There are many things you learn from doing a digital humanist project, both about the software you are using the the research you are doing. I have started out on this project  several times with different intentions. I have learnt the limitations of not conducting your own research, but borrowing data sets from other organisations. I also had to understand that even though those organizations might be the best in the world at what they are doing, they still cannot obtain perfect results. But, at the same time, I understood that the lack of results also means something.

 

I have learnt a very useful trick: if your data set is not geo-referenced, CARTO can do it for you and all you need to do after that is to export the new .csv file created and import that one – and you are good to go!

I have learnt, throughout the semester, how maps can both provide more rapid information, but also misinformation. On one hand, looking straight at the map I created instead of a data set immediately gives you the answers. You no longer need to compare and contrast so many of the cells of a .csv file which is a tedious work! Instead, you simply click on different layers and interpret what it is shown. On the other hand, however, maps can mean falsified data and one who sees the map I created without reading the notices regarding the excluded countries would simply imply, for example, that Somalia’s economic situation is a very good one. Which, with a simple search on google, one can find that is obviously not true.
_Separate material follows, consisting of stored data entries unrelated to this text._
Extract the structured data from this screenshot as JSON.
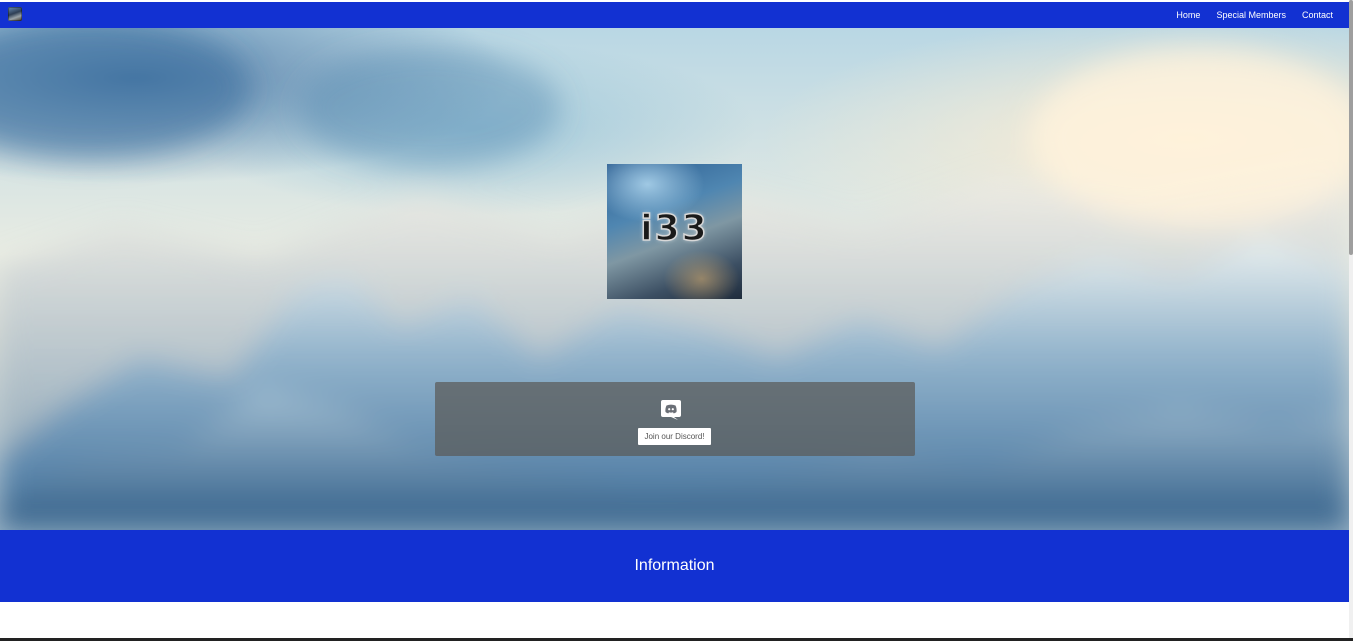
{
  "navbar": {
    "logo_icon": "guild-logo-thumbnail-icon",
    "links": [
      {
        "label": "Home"
      },
      {
        "label": "Special Members"
      },
      {
        "label": "Contact"
      }
    ],
    "background_color": "#1231d2"
  },
  "hero": {
    "logo_text": "i33",
    "discord": {
      "icon": "discord-icon",
      "button_label": "Join our Discord!"
    }
  },
  "info": {
    "title": "Information",
    "background_color": "#1231d2"
  }
}
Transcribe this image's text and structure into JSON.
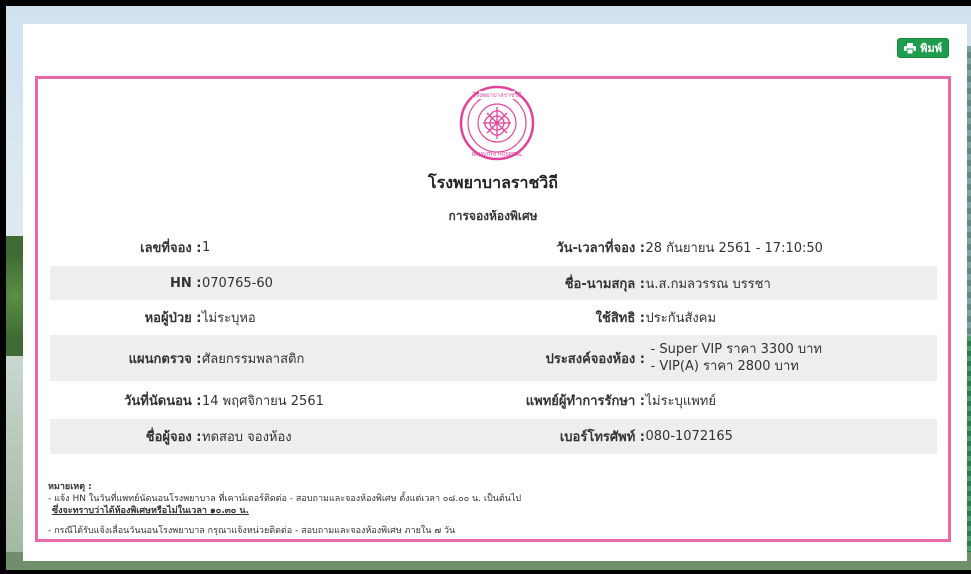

Looking back on when I started the project (when I thought I would create a map on the Romanian Revolution of 1848 and then on the battles in Romanian history, or even on the ski jumpers network – which were all failures I would be happy to talk about in a future post), the core thing I learnt is definitely the importance of having a data set readily available when what you want to do involves quite a large amount of data. Otherwise, finding everything you need could be an exhausting and unsuccessful experience. And, with this main valuable lesson in mind, I will want to conclude that obstacles can be called “collateral results.”